In addition, there are many Mendelian randomization (MR) studies to date for selenium and various diseases. Most did not find a relationship including one between serum selenium concentrations and longevity [76]. However, there is also a growing number of MR studies, that establish relationships between genetically determined selenium concentrations and diseases (e.g., for colorectal cancer, nonalcoholic fatty liver disease, type 2 diabetes, chronic kidney disease, ulcerative colitis, and schizophrenia [77‐82]). The same problem of not considering the L-shaped association of selenium concentrations with mortality also affects MR studies. A lesson can be learned from 25(OH)D levels, which also have an L-shaped association with mortality.

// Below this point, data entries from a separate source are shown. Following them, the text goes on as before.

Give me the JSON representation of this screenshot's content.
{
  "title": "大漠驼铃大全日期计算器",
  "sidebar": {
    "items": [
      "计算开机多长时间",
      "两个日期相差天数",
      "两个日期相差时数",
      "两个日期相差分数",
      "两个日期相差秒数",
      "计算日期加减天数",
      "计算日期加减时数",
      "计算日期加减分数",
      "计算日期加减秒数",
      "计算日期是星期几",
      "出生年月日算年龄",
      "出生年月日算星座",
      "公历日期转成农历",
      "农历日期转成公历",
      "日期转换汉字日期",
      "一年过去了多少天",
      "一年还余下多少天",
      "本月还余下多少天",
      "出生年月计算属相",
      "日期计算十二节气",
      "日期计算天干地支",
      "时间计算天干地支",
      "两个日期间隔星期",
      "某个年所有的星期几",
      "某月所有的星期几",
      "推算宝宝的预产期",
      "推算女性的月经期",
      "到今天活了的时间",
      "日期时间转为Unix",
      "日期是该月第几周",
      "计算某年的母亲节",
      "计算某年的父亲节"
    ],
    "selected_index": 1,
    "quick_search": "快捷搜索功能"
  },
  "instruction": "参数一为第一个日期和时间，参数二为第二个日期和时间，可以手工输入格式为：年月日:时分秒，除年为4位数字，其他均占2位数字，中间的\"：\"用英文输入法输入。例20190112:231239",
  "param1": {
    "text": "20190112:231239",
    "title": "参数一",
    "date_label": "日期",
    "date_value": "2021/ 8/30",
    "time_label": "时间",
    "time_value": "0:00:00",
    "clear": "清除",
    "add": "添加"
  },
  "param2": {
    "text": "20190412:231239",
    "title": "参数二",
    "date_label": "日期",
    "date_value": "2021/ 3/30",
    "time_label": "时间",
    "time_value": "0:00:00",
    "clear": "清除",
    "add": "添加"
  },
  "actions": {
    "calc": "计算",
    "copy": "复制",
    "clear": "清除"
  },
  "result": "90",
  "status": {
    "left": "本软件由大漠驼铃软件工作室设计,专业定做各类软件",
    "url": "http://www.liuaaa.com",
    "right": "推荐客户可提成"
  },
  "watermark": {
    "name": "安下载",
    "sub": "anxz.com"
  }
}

In contrast to several other MR studies, which used the whole range of 25(OH)D levels and observed no relationship, a new one using only subjects with low 25(OH)D levels detected a causal relationship between 25(OH)D levels and all-cause mortality [83]. New trials and MR studies are needed that include only subjects with a low selenium status.
Conclusions
To date, our study is the second largest population-based cohort study on the association of selenium status and mortality worldwide after the US-American NHANES [47] and thus the largest study from Europe so far, where selenium supply is insufficient. The bottom SELENOP tertile was strongly associated with all-cause, CVD, cancer, respiratory disease and gastrointestinal disease mortality. The association of SELENOP concentrations with all-cause mortality was found to be a non-linear inverse association with risk starting to increase at SELENOP concentrations < 4.1 mg/L. Associations were stronger among men than women.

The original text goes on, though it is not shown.